While the development process of personal lines of insurance was ongoing, management had an opportunity to sign a partnership with one of the largest US banks, WellBank. The deal involves enabling WellBank to sell auto insurance under its own brand. WellBank sees great potential in selling auto insurance along with its familiar auto loans. Behind the WellBank auto insurance policies is NuCoverage.
Of course, there are differences between NuCoverage auto insurance products and the ones to be sold by WellBank. The most prominent differences relate to the following areas:
Premiums and coverages
Rules and premium price calculation
Risk assessment
Although NuCoverage has never before experienced this kind of partnership, the business leaders immediately saw the potential to expand their reach, and possibly even introduce a completely new and innovative business strategy. But in what form?
Business Opportunity
NuCoverage’s board of directors and executives recognized an even larger strategic opportunity than the WellBank partnership: They could introduce a white-label5 insurance platform that would support any number of fledgling insurers. Many types of businesses might potentially support selling insurance products under the business’s own brand. Each business best knows its customers and grasps what insurance products could be offered. The recently inked partnership with WellBank is just one example. NuCoverage can certainly identify other forward-thinking partners that would share the vision of selling insurance products under a white label.
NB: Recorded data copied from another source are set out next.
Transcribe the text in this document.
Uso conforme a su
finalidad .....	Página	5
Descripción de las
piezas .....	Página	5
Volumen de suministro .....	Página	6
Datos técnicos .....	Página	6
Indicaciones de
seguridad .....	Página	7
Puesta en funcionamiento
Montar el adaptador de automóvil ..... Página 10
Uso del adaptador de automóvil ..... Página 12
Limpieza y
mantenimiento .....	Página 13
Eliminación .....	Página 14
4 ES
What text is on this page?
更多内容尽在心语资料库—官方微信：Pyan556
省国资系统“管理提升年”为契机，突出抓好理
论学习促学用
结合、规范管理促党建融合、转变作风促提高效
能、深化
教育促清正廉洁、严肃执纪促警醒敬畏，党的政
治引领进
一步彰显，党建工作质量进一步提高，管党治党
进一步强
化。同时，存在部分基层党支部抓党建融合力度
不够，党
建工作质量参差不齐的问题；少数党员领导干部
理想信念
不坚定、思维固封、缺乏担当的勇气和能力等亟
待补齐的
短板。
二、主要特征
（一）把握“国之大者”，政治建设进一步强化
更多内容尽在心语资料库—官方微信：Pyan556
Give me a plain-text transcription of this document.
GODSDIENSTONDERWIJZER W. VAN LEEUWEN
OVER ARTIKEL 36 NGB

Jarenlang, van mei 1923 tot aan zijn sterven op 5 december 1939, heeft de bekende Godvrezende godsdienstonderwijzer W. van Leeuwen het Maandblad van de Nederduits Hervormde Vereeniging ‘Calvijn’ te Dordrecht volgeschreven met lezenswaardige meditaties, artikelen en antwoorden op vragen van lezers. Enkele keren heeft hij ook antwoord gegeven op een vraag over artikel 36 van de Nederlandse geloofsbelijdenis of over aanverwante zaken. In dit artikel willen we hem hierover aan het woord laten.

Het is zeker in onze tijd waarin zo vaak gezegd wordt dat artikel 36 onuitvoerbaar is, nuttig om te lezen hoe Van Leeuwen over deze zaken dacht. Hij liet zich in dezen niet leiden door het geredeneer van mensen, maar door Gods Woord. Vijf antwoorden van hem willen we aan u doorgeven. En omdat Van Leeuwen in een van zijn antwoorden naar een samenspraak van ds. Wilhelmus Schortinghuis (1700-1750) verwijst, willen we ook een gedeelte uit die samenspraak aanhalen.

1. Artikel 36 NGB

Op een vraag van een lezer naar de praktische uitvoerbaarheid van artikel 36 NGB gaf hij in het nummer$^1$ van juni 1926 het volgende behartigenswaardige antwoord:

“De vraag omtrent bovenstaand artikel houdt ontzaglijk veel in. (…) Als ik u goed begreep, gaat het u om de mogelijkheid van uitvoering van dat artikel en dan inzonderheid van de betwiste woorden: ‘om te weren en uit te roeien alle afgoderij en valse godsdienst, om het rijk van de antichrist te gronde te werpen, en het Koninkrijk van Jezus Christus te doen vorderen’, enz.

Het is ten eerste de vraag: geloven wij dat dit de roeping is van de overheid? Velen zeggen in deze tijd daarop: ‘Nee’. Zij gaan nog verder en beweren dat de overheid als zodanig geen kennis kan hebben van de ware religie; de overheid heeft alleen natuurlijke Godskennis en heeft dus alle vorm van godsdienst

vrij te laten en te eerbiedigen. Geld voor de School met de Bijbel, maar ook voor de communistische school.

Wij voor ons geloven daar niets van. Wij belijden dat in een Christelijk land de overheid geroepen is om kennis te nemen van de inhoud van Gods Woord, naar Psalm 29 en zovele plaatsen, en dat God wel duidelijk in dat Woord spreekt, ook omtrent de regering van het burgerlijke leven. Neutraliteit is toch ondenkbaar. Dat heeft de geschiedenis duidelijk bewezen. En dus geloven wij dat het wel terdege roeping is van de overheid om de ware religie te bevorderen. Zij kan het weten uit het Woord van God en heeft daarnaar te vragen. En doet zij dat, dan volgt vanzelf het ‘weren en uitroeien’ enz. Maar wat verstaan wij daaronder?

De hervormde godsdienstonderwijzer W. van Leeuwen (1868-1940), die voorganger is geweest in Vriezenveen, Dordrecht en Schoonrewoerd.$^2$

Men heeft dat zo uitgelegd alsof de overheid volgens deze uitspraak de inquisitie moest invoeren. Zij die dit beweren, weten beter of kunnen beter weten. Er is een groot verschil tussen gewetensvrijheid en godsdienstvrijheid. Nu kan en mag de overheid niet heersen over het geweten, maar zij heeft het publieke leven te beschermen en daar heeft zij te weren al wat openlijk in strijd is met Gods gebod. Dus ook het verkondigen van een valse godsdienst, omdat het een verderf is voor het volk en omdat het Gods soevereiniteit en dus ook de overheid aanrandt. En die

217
For example, NuCoverage could establish partnerships with car makers that offer their own financing. When a customer purchases a car, the dealer could offer both financing and manufacturer-branded insurance. The possibilities are endless, due to the fact that any random company cannot easily become an insurance company, but can still benefit from the margins gained through insurance sales. In the long run, NuCoverage considered diversifying with new insurance products such as motorcycle, yacht, and even pet insurance.
This possibility seems very exciting to the board and executives, but when the software management team learned about the plans, a few of them had to swallow hard. The original auto insurance application was built quickly under a lot of pressure to deliver, which quickly led to a Big Ball of Mud Monolith. As Figure 1.3 illustrates, with more than 20 years of changes and deep unpaid debt, and the ongoing development of the system for the personal lines of insurance, the teams have reached a point of stifling unplanned complexity. The existing software will absolutely not support current business goals. All the same, development needs to answer the call.
Figure 1.3 The NuCoverage Big Ball of Mud. All business activities are intertwined with tangled software components that are in deep debt and near maximum entropy.
What NuCoverage must understand is that its business is no longer insurance alone. It was always a product company, but its products were insurance policies. Its digital transformation is leading the firm to become a technology company, and its products now include software. To that end, NuCoverage must start thinking like a technology product company and making decisions that support that positioning—not only as a quick patch, but for the long term. This is a very important shift in the company mindset. NuCoverage’s digital transformation cannot be successful if it is driven only by technology choices. Company executives will need to focus on changing the mindset of the organization’s members as well as the organizational culture and processes before they decide what digital tools to use and how to use them.